During the term of the ATM program, the Company will include, in the publication of its quarterly results, information about its use of the program during the preceding quarter and will also provide an update after each capital increase on a dedicated location on its corporate website in order to inform investors about the main features of each issue that may be completed under the ATM program from time to time and, as the case may be, will publish a press release if required by applicable law or regulation.

A shelf registration statement on Form F-3 (including a prospectus) relating to Cellectis’ ADSs was filed with the SEC and was declared effective on July 7, 2022. Before purchasing ADSs in the ATM program, prospective investors should read the prospectus supplement and the accompanying prospectus, together with the documents incorporated by reference therein. Prospective investors may obtain these documents for free by visiting EDGAR on the SEC’s website at www.sec.gov. Alternatively, a copy of the prospectus supplement (and accompanying prospectus) relating to the ATM program may be obtained from Jefferies LLC, 520 Madison Avenue, New York, NY 10022 or by telephone at +1 (877) 821-7388 or by email at [email protected]. There will be no prospectus subject to the approval of the Autorité des Marchés Financiers.

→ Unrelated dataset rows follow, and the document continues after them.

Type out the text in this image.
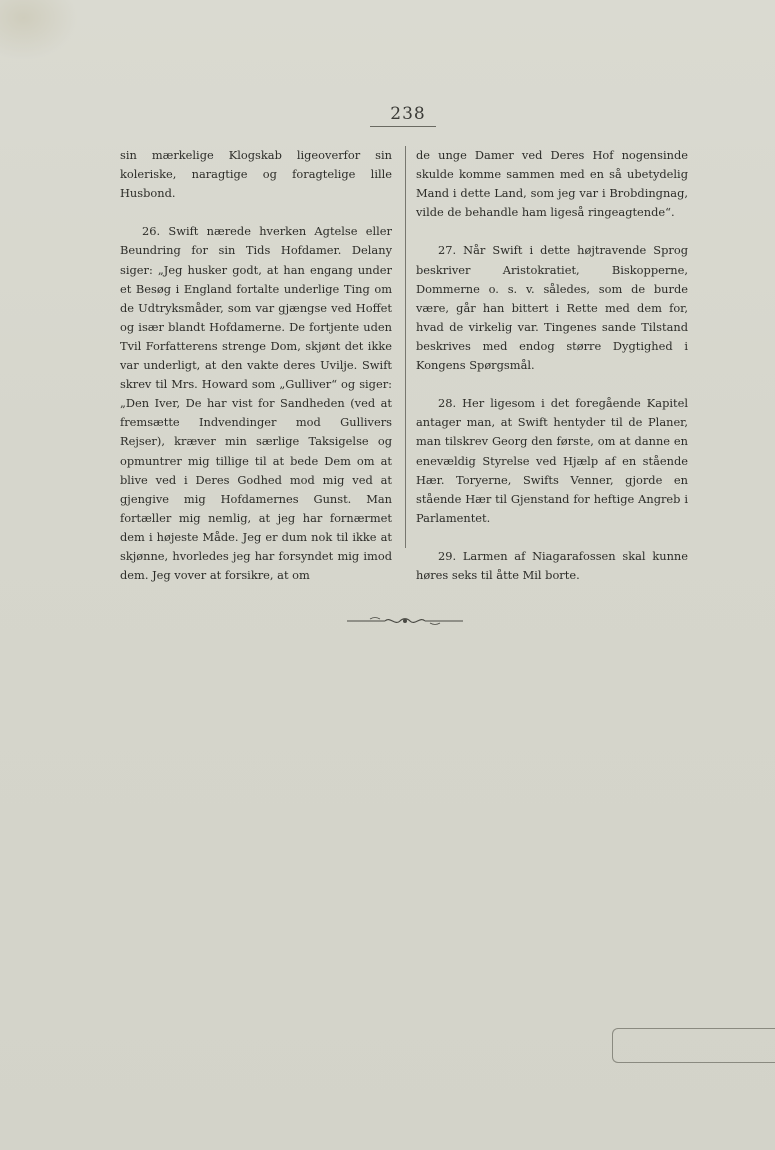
238

sin mærkelige Klogskab ligeoverfor sin koleriske, naragtige og foragtelige lille Husbond.

26. Swift nærede hverken Agtelse eller Beundring for sin Tids Hofdamer. Delany siger: „Jeg husker godt, at han engang under et Besøg i England fortalte underlige Ting om de Udtryksmåder, som var gjængse ved Hoffet og især blandt Hofdamerne. De fortjente uden Tvil Forfatterens strenge Dom, skjønt det ikke var underligt, at den vakte deres Uvilje. Swift skrev til Mrs. Howard som „Gulliver“ og siger: „Den Iver, De har vist for Sandheden (ved at fremsætte Indvendinger mod Gullivers Rejser), kræver min særlige Taksigelse og opmuntrer mig tillige til at bede Dem om at blive ved i Deres Godhed mod mig ved at gjengive mig Hofdamernes Gunst. Man fortæller mig nemlig, at jeg har fornærmet dem i højeste Måde. Jeg er dum nok til ikke at skjønne, hvorledes jeg har forsyndet mig imod dem. Jeg vover at forsikre, at om

de unge Damer ved Deres Hof nogensinde skulde komme sammen med en så ubetydelig Mand i dette Land, som jeg var i Brobdingnag, vilde de behandle ham ligeså ringeagtende“.

27. Når Swift i dette højtravende Sprog beskriver Aristokratiet, Biskopperne, Dommerne o. s. v. således, som de burde være, går han bittert i Rette med dem for, hvad de virkelig var. Tingenes sande Tilstand beskrives med endog større Dygtighed i Kongens Spørgsmål.

28. Her ligesom i det foregående Kapitel antager man, at Swift hentyder til de Planer, man tilskrev Georg den første, om at danne en enevældig Styrelse ved Hjælp af en stående Hær. Toryerne, Swifts Venner, gjorde en stående Hær til Gjenstand for heftige Angreb i Parlamentet.

29. Larmen af Niagarafossen skal kunne høres seks til åtte Mil borte.
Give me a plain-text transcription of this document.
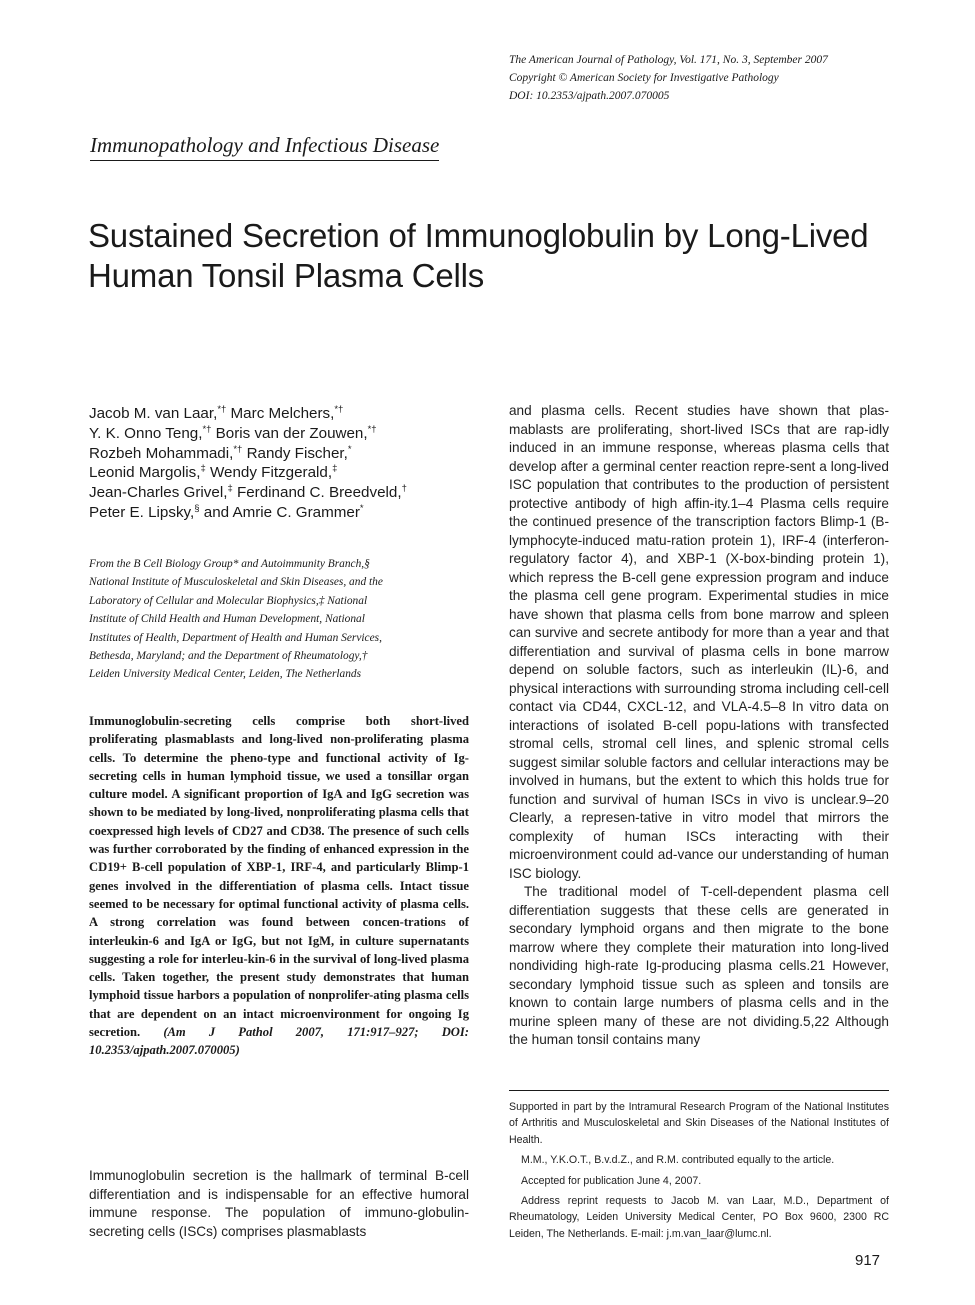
The American Journal of Pathology, Vol. 171, No. 3, September 2007
Copyright © American Society for Investigative Pathology
DOI: 10.2353/ajpath.2007.070005
Immunopathology and Infectious Disease
Sustained Secretion of Immunoglobulin by Long-Lived Human Tonsil Plasma Cells
Jacob M. van Laar,*† Marc Melchers,*†
Y. K. Onno Teng,*† Boris van der Zouwen,*†
Rozbeh Mohammadi,*† Randy Fischer,*
Leonid Margolis,‡ Wendy Fitzgerald,‡
Jean-Charles Grivel,‡ Ferdinand C. Breedveld,†
Peter E. Lipsky,§ and Amrie C. Grammer*
From the B Cell Biology Group* and Autoimmunity Branch,§
National Institute of Musculoskeletal and Skin Diseases, and the
Laboratory of Cellular and Molecular Biophysics,‡ National
Institute of Child Health and Human Development, National
Institutes of Health, Department of Health and Human Services,
Bethesda, Maryland; and the Department of Rheumatology,†
Leiden University Medical Center, Leiden, The Netherlands
Immunoglobulin-secreting cells comprise both short-lived proliferating plasmablasts and long-lived non-proliferating plasma cells. To determine the pheno-type and functional activity of Ig-secreting cells in human lymphoid tissue, we used a tonsillar organ culture model. A significant proportion of IgA and IgG secretion was shown to be mediated by long-lived, nonproliferating plasma cells that coexpressed high levels of CD27 and CD38. The presence of such cells was further corroborated by the finding of enhanced expression in the CD19+ B-cell population of XBP-1, IRF-4, and particularly Blimp-1 genes involved in the differentiation of plasma cells. Intact tissue seemed to be necessary for optimal functional activity of plasma cells. A strong correlation was found between concen-trations of interleukin-6 and IgA or IgG, but not IgM, in culture supernatants suggesting a role for interleu-kin-6 in the survival of long-lived plasma cells. Taken together, the present study demonstrates that human lymphoid tissue harbors a population of nonprolifer-ating plasma cells that are dependent on an intact microenvironment for ongoing Ig secretion. (Am J Pathol 2007, 171:917–927; DOI: 10.2353/ajpath.2007.070005)
Immunoglobulin secretion is the hallmark of terminal B-cell differentiation and is indispensable for an effective humoral immune response. The population of immuno-globulin-secreting cells (ISCs) comprises plasmablasts

and plasma cells. Recent studies have shown that plas-mablasts are proliferating, short-lived ISCs that are rap-idly induced in an immune response, whereas plasma cells that develop after a germinal center reaction repre-sent a long-lived ISC population that contributes to the production of persistent protective antibody of high affin-ity.1–4 Plasma cells require the continued presence of the transcription factors Blimp-1 (B-lymphocyte-induced matu-ration protein 1), IRF-4 (interferon-regulatory factor 4), and XBP-1 (X-box-binding protein 1), which repress the B-cell gene expression program and induce the plasma cell gene program. Experimental studies in mice have shown that plasma cells from bone marrow and spleen can survive and secrete antibody for more than a year and that differentiation and survival of plasma cells in bone marrow depend on soluble factors, such as interleukin (IL)-6, and physical interactions with surrounding stroma including cell-cell contact via CD44, CXCL-12, and VLA-4.5–8 In vitro data on interactions of isolated B-cell popu-lations with transfected stromal cells, stromal cell lines, and splenic stromal cells suggest similar soluble factors and cellular interactions may be involved in humans, but the extent to which this holds true for function and survival of human ISCs in vivo is unclear.9–20 Clearly, a represen-tative in vitro model that mirrors the complexity of human ISCs interacting with their microenvironment could ad-vance our understanding of human ISC biology.

The traditional model of T-cell-dependent plasma cell differentiation suggests that these cells are generated in secondary lymphoid organs and then migrate to the bone marrow where they complete their maturation into long-lived nondividing high-rate Ig-producing plasma cells.21 However, secondary lymphoid tissue such as spleen and tonsils are known to contain large numbers of plasma cells and in the murine spleen many of these are not dividing.5,22 Although the human tonsil contains many

Supported in part by the Intramural Research Program of the National Institutes of Arthritis and Musculoskeletal and Skin Diseases of the National Institutes of Health.

M.M., Y.K.O.T., B.v.d.Z., and R.M. contributed equally to the article.

Accepted for publication June 4, 2007.

Address reprint requests to Jacob M. van Laar, M.D., Department of Rheumatology, Leiden University Medical Center, PO Box 9600, 2300 RC Leiden, The Netherlands. E-mail: j.m.van_laar@lumc.nl.

917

The Company disclosed in a press release on December 28, 2022 that it entered into a finance contract with the European Investment Bank ("EIB") on December 28, 2022, which is further described, in particular with respect to the warrants to be issued to the EIB, if any, in a report on Form 6-K dated January 4, 2023 and incorporated by reference in the prospectus supplement, and which is available on the Company’s website at View Source Further, the prospectus supplement also incorporates by reference a report on Form 6-K dated January 4, 2022 that on December 31, 2022, Alain Godard informed the Board of his resignation as a member of the Board, effective immediately. Mr. Godard’s resignation from the Board did not result from any disagreement with Cellectis.